Citizen Kane ***** (1941, Orson Welles, Joseph Cotten, Dorothy Comingore, Agnes Moorehead, Everett Sloane, Erskine Sanford) – Classic Movie Review 25


Citizen Kane (1941) is the cinema’s Hamlet. All that has to be done to defend it against attacks from the philistines is to screen it as often as possible to the young, the curious, the intelligent and the faithful. In fact to everybody. Orson Welles’s first film, made when he was only 25, remains unchallengeable as one of the cinema’s greatest movies, appearing regularly somewhere near the top of most lists of best films of all time.


A work of utter brilliance, it also proves a glorious showcase for the young Welles’s astonishing acting fireworks as Charles Foster Kane, a corrupt and vicious newspaper tycoon, a dangerous sado-masochist personality who spreads his childhood damage around to those near to him. In business, he treats his noble reporter friend Jedediah Leland, played by Joseph Cotten, appallingly, while at home he wallows in, and almost seems to relish, a stifling, doomed marriage with an attractive young nonentity, Susan (Dorothy Comingore), a virtual non-person who longs for a singing career but can’t sing. It’s an intellectual version of beauty and the beast.


Welles’s all-conquering performance, as the thrusting media baron eaten away by his personal demons and the very business success he savours, is matched by his extravagantly brilliant display of directing technique, relishing every trick of the trade that was known to man at the time – and inventing quite a few new ones.


Cotten, telling the tale in flashback after the tycoon’s death, gives a stalwart turn of subtle, deftly realised acting, an intense and smouldering tour-de-force that in its own, different way matches that of Welles. Indeed, all the performances are outstanding – Everett Sloane, Ray Collins, Paul Stewart, Ruth Warrick, Erskine Sanford, Agnes Moorehead, William Alland, Fortunio Bonanova and George Coulouris.

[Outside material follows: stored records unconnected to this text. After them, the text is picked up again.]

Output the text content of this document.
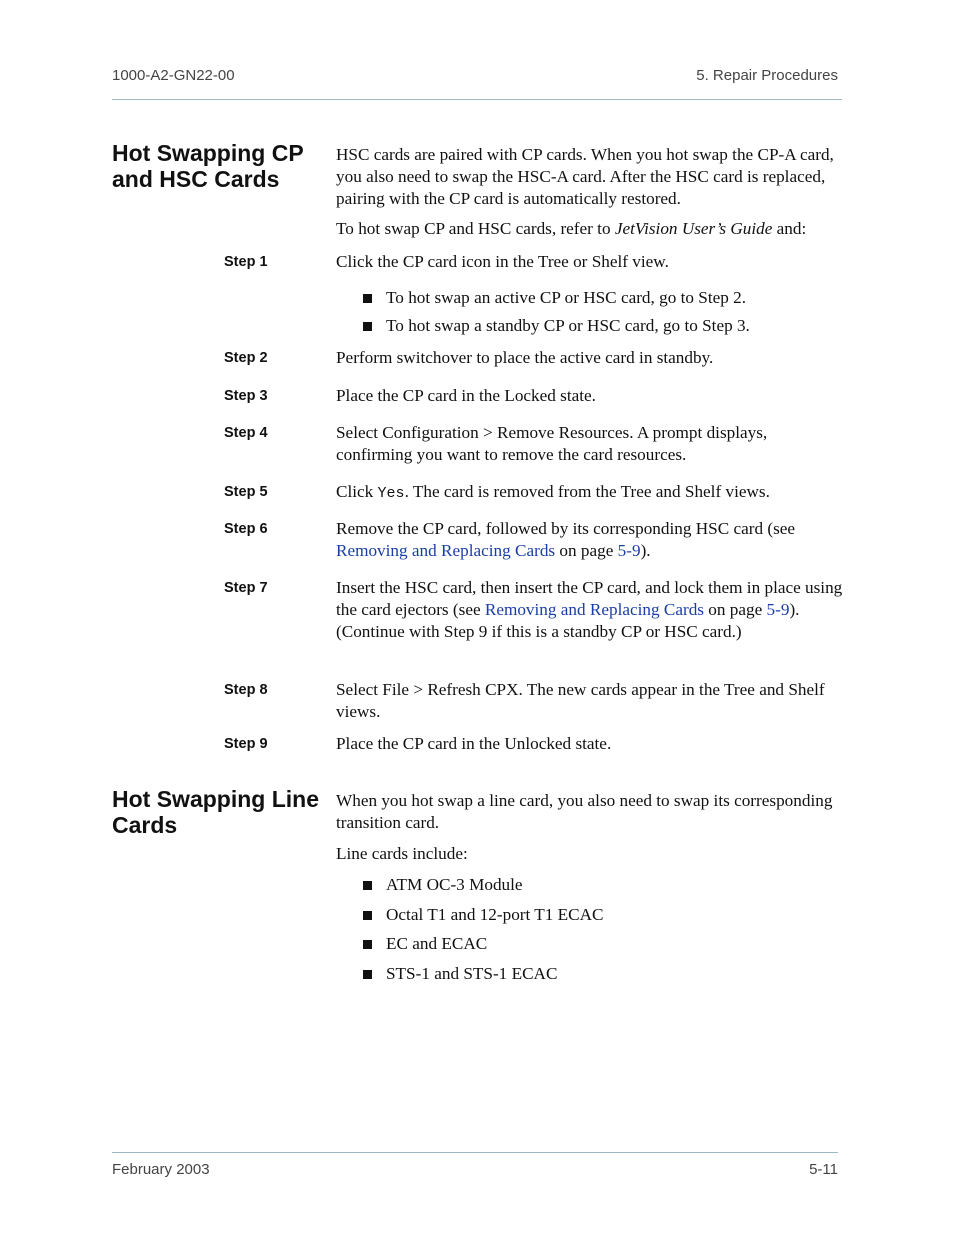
1000-A2-GN22-00	5. Repair Procedures
Hot Swapping CP and HSC Cards
HSC cards are paired with CP cards. When you hot swap the CP-A card, you also need to swap the HSC-A card. After the HSC card is replaced, pairing with the CP card is automatically restored.
To hot swap CP and HSC cards, refer to JetVision User’s Guide and:
Step 1	Click the CP card icon in the Tree or Shelf view.
To hot swap an active CP or HSC card, go to Step 2.
To hot swap a standby CP or HSC card, go to Step 3.
Step 2	Perform switchover to place the active card in standby.
Step 3	Place the CP card in the Locked state.
Step 4	Select Configuration > Remove Resources. A prompt displays, confirming you want to remove the card resources.
Step 5	Click Yes. The card is removed from the Tree and Shelf views.
Step 6	Remove the CP card, followed by its corresponding HSC card (see Removing and Replacing Cards on page 5-9).
Step 7	Insert the HSC card, then insert the CP card, and lock them in place using the card ejectors (see Removing and Replacing Cards on page 5-9). (Continue with Step 9 if this is a standby CP or HSC card.)
Step 8	Select File > Refresh CPX. The new cards appear in the Tree and Shelf views.
Step 9	Place the CP card in the Unlocked state.
Hot Swapping Line Cards
When you hot swap a line card, you also need to swap its corresponding transition card.
Line cards include:
ATM OC-3 Module
Octal T1 and 12-port T1 ECAC
EC and ECAC
STS-1 and STS-1 ECAC
February 2003	5-11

The film’s virtues are endless: the original screenplay (which won the film’s only Oscar) has an astonishing depth and power, Gregg Toland’s menacing experimental expressionist photography is a continuous eye-opener while Bernard Herrmann provides a haunting, classic score. Incredibly for a revered artwork, it’s darned entertaining too. OK, it doesn’t play like a visual-effects-led blockbuster, but it’s only slow and boring to those who refuse to engage heart and brain.

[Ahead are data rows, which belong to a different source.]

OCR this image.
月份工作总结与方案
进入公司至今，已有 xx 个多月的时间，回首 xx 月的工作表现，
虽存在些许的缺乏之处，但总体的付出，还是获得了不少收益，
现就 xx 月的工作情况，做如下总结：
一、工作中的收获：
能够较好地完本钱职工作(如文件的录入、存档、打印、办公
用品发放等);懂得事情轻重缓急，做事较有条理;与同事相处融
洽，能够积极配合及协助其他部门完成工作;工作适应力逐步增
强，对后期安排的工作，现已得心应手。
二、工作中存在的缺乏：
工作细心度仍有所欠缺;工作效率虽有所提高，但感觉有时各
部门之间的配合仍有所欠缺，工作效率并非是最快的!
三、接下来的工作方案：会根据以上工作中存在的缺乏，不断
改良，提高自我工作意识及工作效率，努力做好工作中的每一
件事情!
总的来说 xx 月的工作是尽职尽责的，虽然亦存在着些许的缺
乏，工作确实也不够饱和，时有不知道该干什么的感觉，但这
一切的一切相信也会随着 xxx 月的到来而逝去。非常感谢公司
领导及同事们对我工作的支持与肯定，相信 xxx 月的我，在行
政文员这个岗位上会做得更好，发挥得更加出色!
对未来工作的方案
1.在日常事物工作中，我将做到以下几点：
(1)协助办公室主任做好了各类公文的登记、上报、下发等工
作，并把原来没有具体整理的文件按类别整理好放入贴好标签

The authorship of the script is much disputed, but Cotten and producer John Houseman certainly had an uncredited hand in it, along with credited Herman J. Mankiewicz and Welles. At any rate, their screenplay Oscar win was much deserved, and so were the eight other nominations (for best film, actor [Welles], art direction, cinematography, director, film editing [Robert Wise, with Mark Robson as co-editor], music, sound).


The Charles Foster Kane character was easily identifiable as a scurrilous portrait of the real-life media tycoon William Randolph Hearst, who was naturally enraged by his encrypted portrayal in the film and swiftly took his malicious revenge by banning any mention or review of it in his newspapers, and mounted a campaign that effectively did severe permanent damage to Welles’s career. Infamous media gossip queen Hedda Hopper derided it as ‘a vicious and irresponsible attack on a great man’.

Future star Alan Ladd has a brief walk-on at the end.